Alumni profile: Garth Milmine
When were you at Deloitte and what was your role?
I worked in the business solutions department of Deloitte Dunedin from 1996 until 2001. My role involved preparing accounts and tax returns for a wide variety of Otago and Southland businesses.
What do you think is unique about working in Deloitte compared to other places you’ve worked at?
Deloitte definitely encourages you to continually learn, grow and improve as a person, talk straight and seek new challenges. The culture also values having fun along the way and celebrating achievements. Watching the partners at the time run their side-line businesses was also something I learnt a lot from!
Tell us a little about the company you work for now?
I am an owner and CFO at Escea, a gas fireplace manufacturing business based in Dunedin. We began the company in 2002 with three co-founders, Nigel Bamford and Alan McGregor (both mechanical engineers), and myself.
I am really proud to be one of the founders that started Escea. At the time we were all in our early 30s, with no cash flow but a strong vision. The first few years were a challenge in trying to create products and a business while taking contract design work purely to stay financially afloat.
Escea was born out of a frustration for the lack of great looking designer gas fireplaces that could actually heat homes properly. Since launching into the market with a good looking design that also pumped out the heat, Escea has gone from strength to strength. We featured in the Deloitte Fast 50 for three consecutive years and were the first in the world to develop a fire that could be turned on by a mobile phone, allowing you to dial up your fire while commuting on the way home from work!
Innovation and a fastidious attitude to quality have always been our focus. A lot of time and resources have been spent on research and testing. We’re always trying to make the next fireplace better than the one before.
Escea now has a staff of 90, and a catalogue of around 15 different fireplace models, including large outdoor gas and wood fires. Escea has cemented itself as the number one gas fire brand in New Zealand, with eyes firmly set on the number one spot in Australia next.
Being a Financial Officer means a position of leadership – what do you think makes an outstanding leader in a company?
At Escea we have a strong vision and the willingness to see things through. People are more motivated when the leadership team clearly articulates the company vision, along with goals needed to achieve it. A team depends on their leaders to tell them where they are going and why and how they’re going to get there.
Great leaders need to spend a lot of time thinking strategically. By being flexible and open-minded to new ideas, you increase the likelihood that you will find the best possible answer.
CFOs must not only be technical specialists but also pragmatic business leaders who bring a sound financial perspective to decision making.
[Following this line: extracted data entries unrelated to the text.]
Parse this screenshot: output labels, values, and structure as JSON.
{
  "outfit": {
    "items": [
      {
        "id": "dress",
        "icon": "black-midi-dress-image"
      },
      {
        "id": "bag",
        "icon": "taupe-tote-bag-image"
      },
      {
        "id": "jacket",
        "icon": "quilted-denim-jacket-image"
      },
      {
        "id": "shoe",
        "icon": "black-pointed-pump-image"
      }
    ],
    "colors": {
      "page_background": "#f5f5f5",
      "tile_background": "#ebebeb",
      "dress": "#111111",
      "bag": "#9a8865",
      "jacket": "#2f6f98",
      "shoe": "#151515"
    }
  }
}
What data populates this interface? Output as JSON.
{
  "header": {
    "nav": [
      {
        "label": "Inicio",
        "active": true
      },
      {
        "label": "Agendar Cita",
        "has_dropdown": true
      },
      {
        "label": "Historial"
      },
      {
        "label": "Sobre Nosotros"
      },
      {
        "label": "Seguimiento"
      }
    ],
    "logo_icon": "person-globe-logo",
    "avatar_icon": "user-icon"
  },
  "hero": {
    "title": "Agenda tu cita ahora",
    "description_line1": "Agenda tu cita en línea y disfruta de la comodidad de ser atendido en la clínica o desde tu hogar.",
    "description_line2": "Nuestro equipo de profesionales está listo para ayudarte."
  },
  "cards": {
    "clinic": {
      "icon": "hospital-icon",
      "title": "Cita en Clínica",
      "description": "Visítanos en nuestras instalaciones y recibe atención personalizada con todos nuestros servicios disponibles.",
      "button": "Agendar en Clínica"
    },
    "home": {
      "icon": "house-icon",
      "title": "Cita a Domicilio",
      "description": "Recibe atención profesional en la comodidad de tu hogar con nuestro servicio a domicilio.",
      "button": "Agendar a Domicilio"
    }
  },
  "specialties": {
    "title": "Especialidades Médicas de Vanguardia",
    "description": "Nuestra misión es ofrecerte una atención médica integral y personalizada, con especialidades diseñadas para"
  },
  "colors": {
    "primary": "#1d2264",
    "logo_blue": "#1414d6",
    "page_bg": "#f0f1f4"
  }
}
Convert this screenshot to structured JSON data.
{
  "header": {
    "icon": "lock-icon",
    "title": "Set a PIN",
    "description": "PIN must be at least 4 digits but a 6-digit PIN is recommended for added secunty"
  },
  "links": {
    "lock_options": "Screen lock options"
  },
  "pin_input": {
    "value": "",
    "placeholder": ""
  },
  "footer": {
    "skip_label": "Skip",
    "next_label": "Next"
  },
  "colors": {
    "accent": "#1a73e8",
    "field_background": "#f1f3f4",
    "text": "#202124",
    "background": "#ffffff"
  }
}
We often work very closely with an entrepreneurial CEO and we sometimes need to temper their many ideas and grandiose plans so that only the most important can thrive.
Great leaders need to stick to their commitments and promises and they need to be the most committed and hardworking ones on the job. I believe all great leaders lead by example. By setting an example of fairness and credibility, the team will want to act the same way.
Self-awareness is important too. Knowing your own weaknesses allows you to delegate in order to achieve the common goal. Rather than clinging to the false belief that you can do it all, great leaders hire people who complement, rather than supplement, their skills.
Good leaders recognise that delegating to others shows that you have confidence in their abilities, which subsequently results in higher morale and loyalty from your staff. They want to feel appreciated and trusted.
Why is it enjoyable working at Escea?
Escea has managed to not only survive - but thrive - in a competitive market. This year we had a $20m turnover and we have plenty of growth opportunities, with our next aim to double the size of the business again. The gas fire industry hasn’t doubled, but we have doubled several times. Managing the financial functions of a fast-growing company is a challenge, but an exciting one. You always have to be looking forward.